Na ocasião, Basílio Horta adiantou ao ‘Jornal de Sintra’ que há “completa abertura da Força Aérea” para esse projecto e foi enviado um pedido nesse sentido ao Instituto Nacional da Aviação Civil (INAC).

A abertura a aviões particulares é um dos projectos. Outro seria a abertura da pista à aviação comercial ‘low-cost’, uma solução mais complexa e com maiores custos, dada a sua extensão, que actualmente não chega aos dois mil metros, e a eventual interferência que o seu tráfego possa ter com o do Aeroporto Internacional de Lisboa, na Portela de Sacavém.

Assim que tenha autorização para a abertura aos aviões particulares, o autarca diz ter condições para iniciar a obra começando, desde logo, pela construção de uma recepção VIP num terreno já identificado.

De acordo com o mesmo jornal, Basílio Horta admite que este projecto da autarquia poderá vir a desviar algum tráfego do Aeródromo Municipal de Tires, que considera “sobrelotado”. A ideia é também prestar um serviço de maior proximidade aos particulares que se deslocam de avião para irem à Penha Longa jogar golfe.

A câmara calcula gastar entre 10 a 15 mil euros na referida obra.

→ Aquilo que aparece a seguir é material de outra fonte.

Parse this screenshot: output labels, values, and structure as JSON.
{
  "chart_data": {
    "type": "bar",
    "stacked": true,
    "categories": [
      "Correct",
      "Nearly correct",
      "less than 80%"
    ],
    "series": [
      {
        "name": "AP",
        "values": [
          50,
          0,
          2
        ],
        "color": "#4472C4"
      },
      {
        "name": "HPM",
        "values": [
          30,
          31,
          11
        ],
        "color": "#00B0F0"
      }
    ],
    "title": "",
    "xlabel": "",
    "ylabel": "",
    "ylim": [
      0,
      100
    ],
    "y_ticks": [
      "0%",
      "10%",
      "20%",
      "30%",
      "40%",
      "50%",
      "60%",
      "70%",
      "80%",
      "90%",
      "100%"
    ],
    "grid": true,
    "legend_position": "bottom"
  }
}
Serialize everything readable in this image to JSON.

Quanto a estudos sobre o volume de tráfego aéreo esperado, isso ainda não foi tratado, já que, segundo o autarca, custaria mais o estudo que a obra.

 

Sobre a Base Aérea de Sintra

A Base Aérea N.º 1 tem um património histórico único, edificado ao longo de 89 anos, desde que, em Fevereiro de 1920, ali foi instalada a Escola Militar de Aeronáutica de Portugal, na sequência da primeira reestruturação porque passou a aviação militar, resultante da transferência para os terrenos da Granja do Marquês da pioneira da Escola Militar de Aviação, até essa altura a funcionar em Vila Nova da Rainha.

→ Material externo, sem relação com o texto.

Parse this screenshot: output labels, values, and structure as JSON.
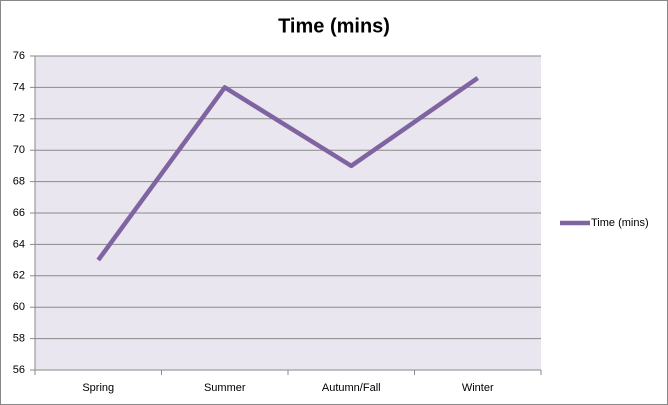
{
  "chart_data": {
    "type": "line",
    "title": "Time (mins)",
    "categories": [
      "Spring",
      "Summer",
      "Autumn/Fall",
      "Winter"
    ],
    "series": [
      {
        "name": "Time (mins)",
        "color": "#8064a2",
        "values": [
          63,
          74,
          69,
          74.6
        ]
      }
    ],
    "ylim": [
      56,
      76
    ],
    "yticks": [
      56,
      58,
      60,
      62,
      64,
      66,
      68,
      70,
      72,
      74,
      76
    ],
    "grid": true,
    "legend": "right"
  }
}
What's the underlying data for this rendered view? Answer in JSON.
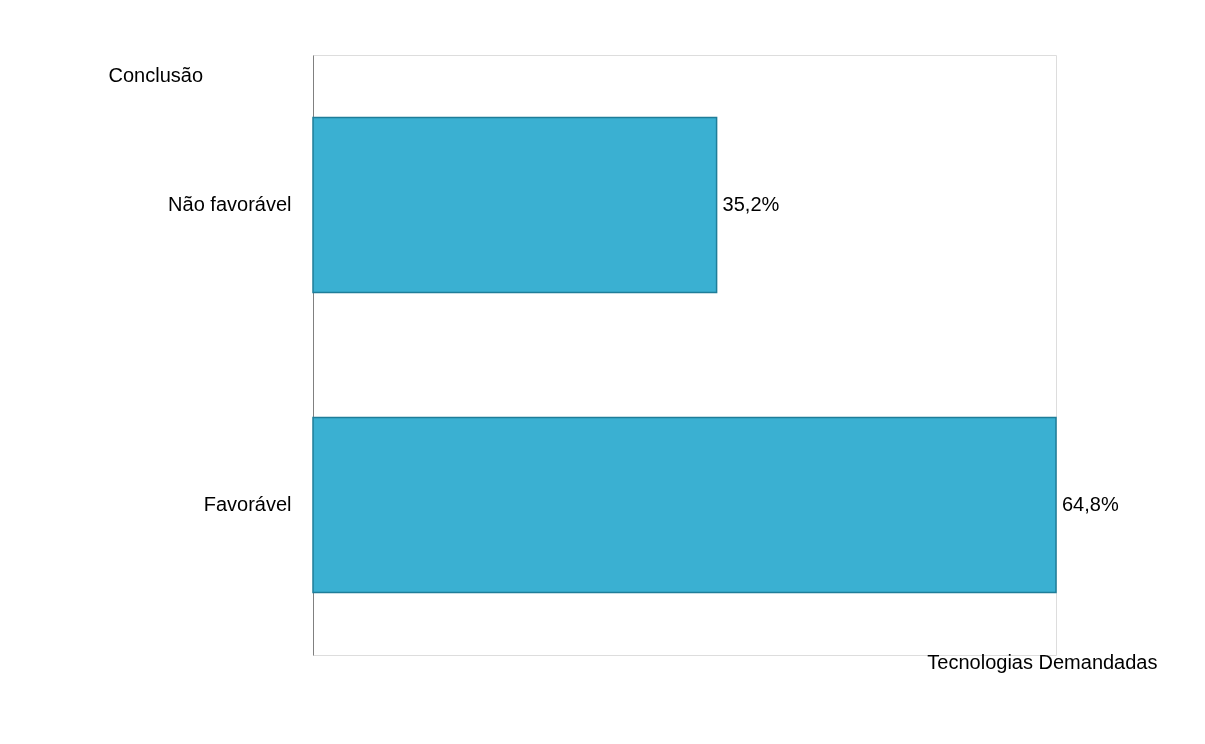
{
  "chart_data": {
    "type": "bar",
    "orientation": "horizontal",
    "categories": [
      "Não favorável",
      "Favorável"
    ],
    "values": [
      35.2,
      64.8
    ],
    "value_labels": [
      "35,2%",
      "64,8%"
    ],
    "color": "#3ab0d2",
    "ylabel": "Conclusão",
    "xlabel": "Tecnologias Demandadas",
    "grid": false
  }
}
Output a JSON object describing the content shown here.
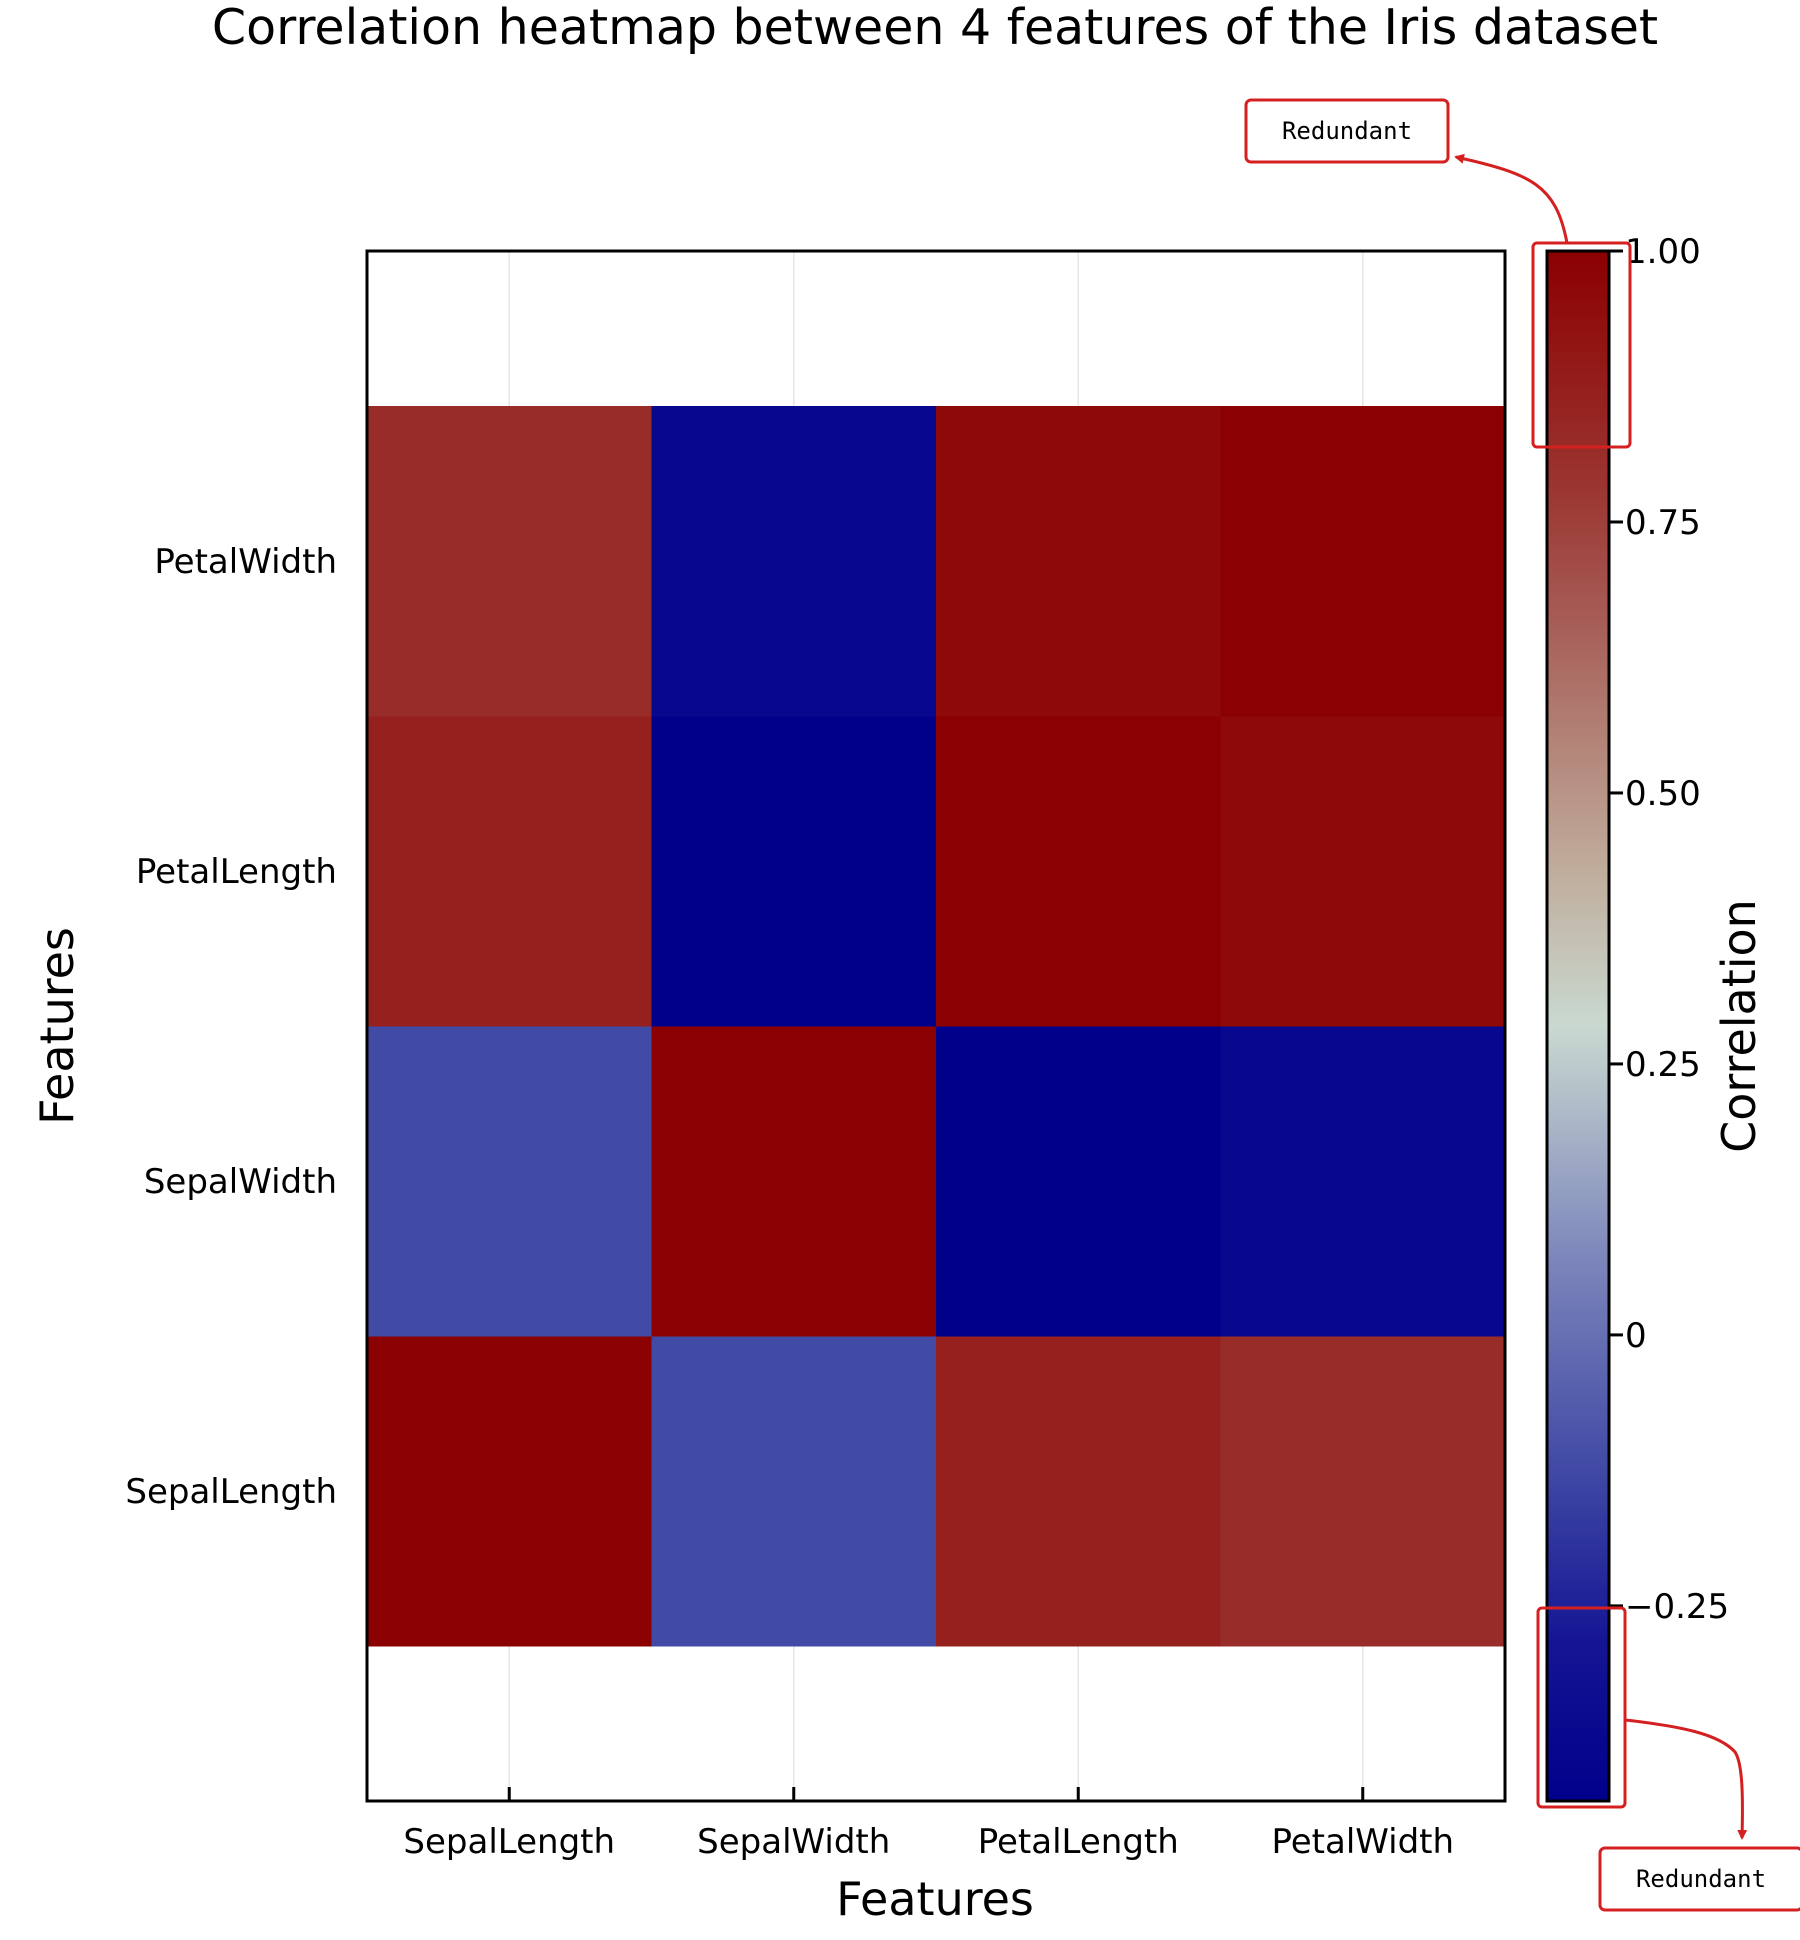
{
  "chart_data": {
    "type": "heatmap",
    "title": "Correlation heatmap between 4 features of the Iris dataset",
    "xlabel": "Features",
    "ylabel": "Features",
    "x_categories": [
      "SepalLength",
      "SepalWidth",
      "PetalLength",
      "PetalWidth"
    ],
    "y_categories": [
      "SepalLength",
      "SepalWidth",
      "PetalLength",
      "PetalWidth"
    ],
    "ylim_categories": [
      0,
      5
    ],
    "values": [
      [
        1.0,
        -0.12,
        0.87,
        0.82
      ],
      [
        -0.12,
        1.0,
        -0.43,
        -0.37
      ],
      [
        0.87,
        -0.43,
        1.0,
        0.96
      ],
      [
        0.82,
        -0.37,
        0.96,
        1.0
      ]
    ],
    "colorbar": {
      "label": "Correlation",
      "range": [
        -0.43,
        1.0
      ],
      "ticks": [
        1.0,
        0.75,
        0.5,
        0.25,
        0,
        -0.25
      ],
      "tick_labels": [
        "1.00",
        "0.75",
        "0.50",
        "0.25",
        "0",
        "−0.25"
      ],
      "colors": [
        {
          "stop": 0.0,
          "color": "#00008b"
        },
        {
          "stop": 0.1,
          "color": "#141494"
        },
        {
          "stop": 0.2,
          "color": "#3a43a2"
        },
        {
          "stop": 0.35,
          "color": "#7d86bb"
        },
        {
          "stop": 0.5,
          "color": "#c9d9d0"
        },
        {
          "stop": 0.6,
          "color": "#c0ad9c"
        },
        {
          "stop": 0.75,
          "color": "#a8625b"
        },
        {
          "stop": 0.85,
          "color": "#9b3430"
        },
        {
          "stop": 1.0,
          "color": "#8b0000"
        }
      ]
    },
    "annotations": [
      {
        "text": "Redundant",
        "target": "colorbar-top"
      },
      {
        "text": "Redundant",
        "target": "colorbar-bottom"
      }
    ],
    "annotation_color": "#d42020"
  }
}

A Base Aérea Nº 1, designação assumida em 1939, é, assim, a mais antiga e emblemática unidade da Força Aérea Portuguesa, berço deste Ramo das Forças Armadas e da formação militar e técnica de milhares de aviadores.

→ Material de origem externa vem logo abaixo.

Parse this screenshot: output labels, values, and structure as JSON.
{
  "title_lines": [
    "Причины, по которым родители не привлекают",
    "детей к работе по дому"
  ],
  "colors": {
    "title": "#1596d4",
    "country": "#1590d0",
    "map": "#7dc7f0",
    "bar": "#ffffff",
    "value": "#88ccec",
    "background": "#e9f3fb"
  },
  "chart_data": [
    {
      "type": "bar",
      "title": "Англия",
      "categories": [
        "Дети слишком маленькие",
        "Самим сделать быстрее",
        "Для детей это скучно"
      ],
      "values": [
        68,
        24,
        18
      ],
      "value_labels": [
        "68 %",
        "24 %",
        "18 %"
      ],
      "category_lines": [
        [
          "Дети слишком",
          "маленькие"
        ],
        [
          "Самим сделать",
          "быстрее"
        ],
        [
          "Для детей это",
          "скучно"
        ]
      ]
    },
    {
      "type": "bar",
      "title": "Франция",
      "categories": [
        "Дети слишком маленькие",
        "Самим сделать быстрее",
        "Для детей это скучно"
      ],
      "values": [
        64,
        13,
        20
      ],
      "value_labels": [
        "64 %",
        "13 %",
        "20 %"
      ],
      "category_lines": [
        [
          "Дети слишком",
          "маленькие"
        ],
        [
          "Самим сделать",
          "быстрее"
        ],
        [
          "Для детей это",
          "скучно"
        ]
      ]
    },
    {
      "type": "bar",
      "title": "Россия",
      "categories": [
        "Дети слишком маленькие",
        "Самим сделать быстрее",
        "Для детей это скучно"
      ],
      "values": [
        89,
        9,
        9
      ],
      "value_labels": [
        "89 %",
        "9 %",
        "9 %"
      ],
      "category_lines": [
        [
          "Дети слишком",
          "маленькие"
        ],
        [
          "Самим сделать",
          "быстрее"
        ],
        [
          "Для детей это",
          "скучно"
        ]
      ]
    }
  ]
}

A Base Aérea Nº 1 permanece um elemento essencial do dispositivo da Força Aérea e irá manter, no futuro previsível, uma actividade global de elevada importância, concentrando a instrução elementar e básica de pilotagem da Força Aérea Portuguesa e continuando a dar o seu prestimoso apoio à Academia da Força Aérea, ao Museu do Ar e a outras entidades e organizações civis e militares, ali instaladas.